Wang Chuan: When the neighbor Lao Wang earned thirty times from investing in memory storage stocks, how can you still avoid anxiety (6) - The trap of homogeneous products
The article, "Wang Chuan: How to Remain Unanxious After Neighbor Lao Wang's Thirty-Fold Gain on Storage Stocks (Part 6) - The Trap of Commoditized Goods," analyzes the cyclical and perilous nature of the data storage industry through historical and current case studies.
It begins with the example of Iomega, whose Zip drives led to a stock surge of over 160x in the mid-1990s before collapsing over 97% from its peak due to competition from cheaper CD-R technology. This pattern is characteristic of storage, where products like DRAM are highly commoditized, leading to extreme price volatility. The sector has seen prices crash over 80% multiple times, with companies often facing bankruptcy.

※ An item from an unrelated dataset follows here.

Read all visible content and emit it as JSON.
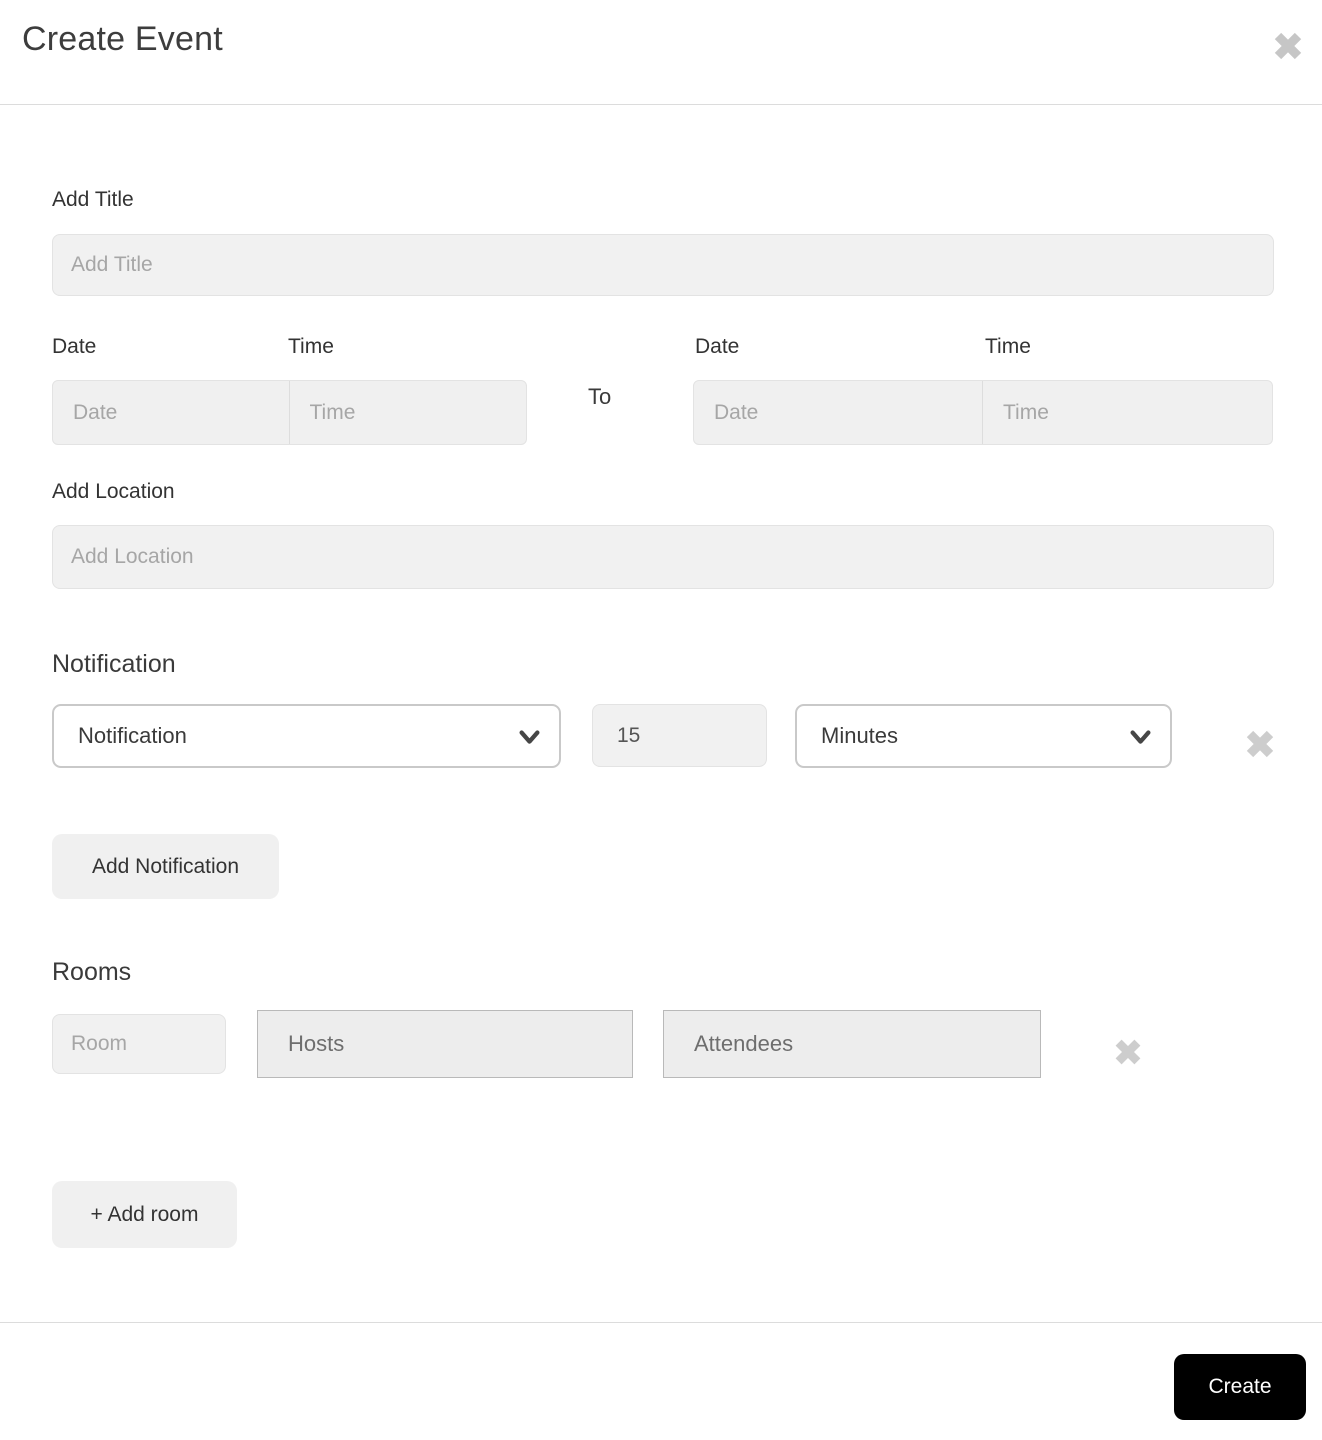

The core dynamic is "elastic demand facing heavy-asset, long-cycle, rigid supply." High prices attract new capacity, but the long lead time means supply eventually overshoots, causing sharp price corrections. The current AI-driven boom, exemplified by surging demand for High-Bandwidth Memory (HBM), has led to skyrocketing prices and profit margins for companies like SanDisk and Micron, despite relatively flat production volumes.
However, the author warns this high-margin environment is self-defeating. The high profits are already triggering massive new capacity investments (hundreds of billions starting 2026), with supply expected to ramp up by late 2027. When supply catches up, total revenue and profits may fall even as more units are sold. Long-term supply agreements offer little protection, as buyers can find ways to renegotiate if market prices drop, similar to fragile political treaties.
Key risks include economic downturns, cuts in AI spending, faster-than-expected capacity expansion (especially from Chinese firms), and innovations in chip/algorithm design that reduce memory needs. A critical trap is that at the cycle's peak, storage stocks often appear cheap with low P/E ratios, luring value investors just before an impending downturn where profits evaporate.
The conclusion cautions that for commoditized goods like storage, high margins inevitably destroy themselves, and the current asymmetry favors downside risk over further upside. The neighbor's dream of easy wealth from storage stocks is portrayed as a precarious illusion.